Eine typische Pyramide: Die Rewe Group beschäftigt derzeit rund 320.000 Mitarbeiter. Ziemlich genau 250 Personen haben die Fäden in der Hand, befinden sich also in den oberen beiden Führungsebenen, entweder in der Kölner Zentrale oder an internationalen Standorten. 250 Köpfe, auf denen eine Menge Verantwortung lastet. Wer in der Konzernhierarchie nach ganz oben strebt, trifft auf Dr. Ursula Schütze-Kreilkamp. Diese Frau hat drei Jahre lang neue Strukturen für die Personal- und Führungskräfteentwicklung der Holding aufgebaut. Ende 2009 hat sie die Zuständigkeit für den überwiegenden Teil der Rewe-Mitarbeiter abgeben: Seit Januar des laufenden Jahres beschränkt sie sich auf den Pool der obersten 250 Führungskräfte, die Personalentwicklung für alle übrigen liegt nun in der Verantwortung ihres Kollegen Michael Möller.

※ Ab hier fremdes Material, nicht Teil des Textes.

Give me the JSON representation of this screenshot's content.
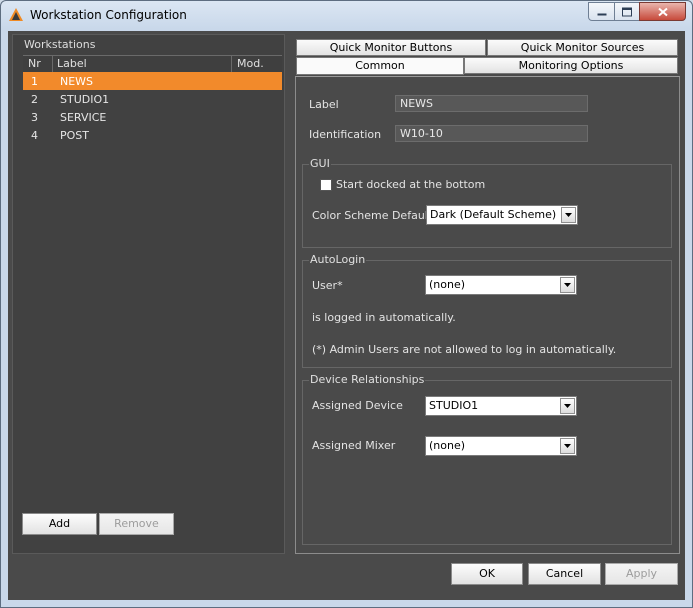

Dr. Ursula Schütze-Kreilkamp ist Seiteneinsteigerin: In ihrem ersten Beruf war sie viele Jahre lang erfolgreiche Frauenärztin und Psychotherapeutin. Heute zählt zu einer ihrer wichtigsten Aufgaben, pro Jahr etwa zehn bis 15 Top-Positionen neu zu besetzen, die auf Grund üblicher Fluktuation frei werden. 70 Prozent davon stammen aus dem eigenen Unternehmen, was laut der Personalentwicklerin „ein gesunder Wert“ sei.
Mit ihrer Forderung „mehr Frauen in die Führungsetagen“ macht sie sich naturgemäß in der Domstraße nicht immer Freunde – schließlich ist im Kölner Karneval sogar die Jungfrau männlichen Geschlechts. Schon rein zahlenmäßig betrachtet kann sie mit dem Verhältnis von 17 Frauen zu 233 Männern in den Top-Positionen nicht zufrieden sein. Dr. Ursula Schütze-Kreilkamp weiß aus eigener Erfahrung: „Frauen haben eine andere Art zu kommunizieren und Konflikte zu bewältigen, sind dabei meist sachbezogen und nicht politisch.“ Wünschenswert wäre aus ihrer Sicht, wenn die Männer – obwohl sie in der Überzahl sind – „diesen Kommunikations- und Konfliktstil wertschätzen und davon lernen könnten“. Sie arbeitet intensiv an diesem Wandel in der Unternehmenskultur. Immerhin: Bei den ausländischen Rewe-Gesellschaften sind 15 Frauen in Schlüsselfunktionen, meist in der kaufmännischen Leitung, eingesetzt. Und auch in Deutschland wird die Rewe künftig schon auf Grund des demografischen Wandels „nicht an den Frauen vorbeikommen“.
Gibt es Eigenschaften, die eine Führungskraft haben muss, man aber nicht oder kaum erlernen kann? Darauf antwortet die Personalerin spontan: Sensitivität (wie weit lasse ich mich von einer Fragestellung berühren?), Sensibilität (was kann ich erspüren oder erahnen?), Selbstreflexion, Überzeugungskraft bei gleichzeitiger Überzeugbarkeit, Güte, Dankbarkeit und Neugier. Nicht zuletzt: eine optimistische Lebenshaltung und Humor. Was hingegen geht bei Führungskräften überhaupt nicht? Auch darauf kommt die Antwort ohne Zögern: Als Hemmschuh nennt sie geistige Enge, Unaufrichtigkeit, subtile Aggression und einen unreflektierten, ungerichteten Machtanspruch. Sie arbeitet nicht gern mit Menschen, die „den Transfer zwischen abstraktem Denken und Handeln nicht hinbekommen“.
Welche Fähigkeiten sind unverzichtbar, wenn man in die obersten Etagen gelangen will?
Sie schätzt einen Menschen, „der seine eigenen, klaren Ansichten vertritt, Mut zur eigenen Position hat“. Außerdem sollte er oder sie gut ausgebildet sein, praktische Handlungserfahrung aufweisen, den Austausch von Ideen suchen und Gespür für die Atmosphäre entwickeln sowie entsprechend klug und weise handeln können. Ganz wichtig: Angstfrei sein, sprich: finanziell und von der Lebensplanung her nicht abhängig sein von der derzeitigen Position. So wie Dr. Schütze-Kreilkamp: Wenn sie – aus welchen Gründen auch immer – die Arbeit bei der Rewe beendet, geht sie zurück in ihren ersten Beruf.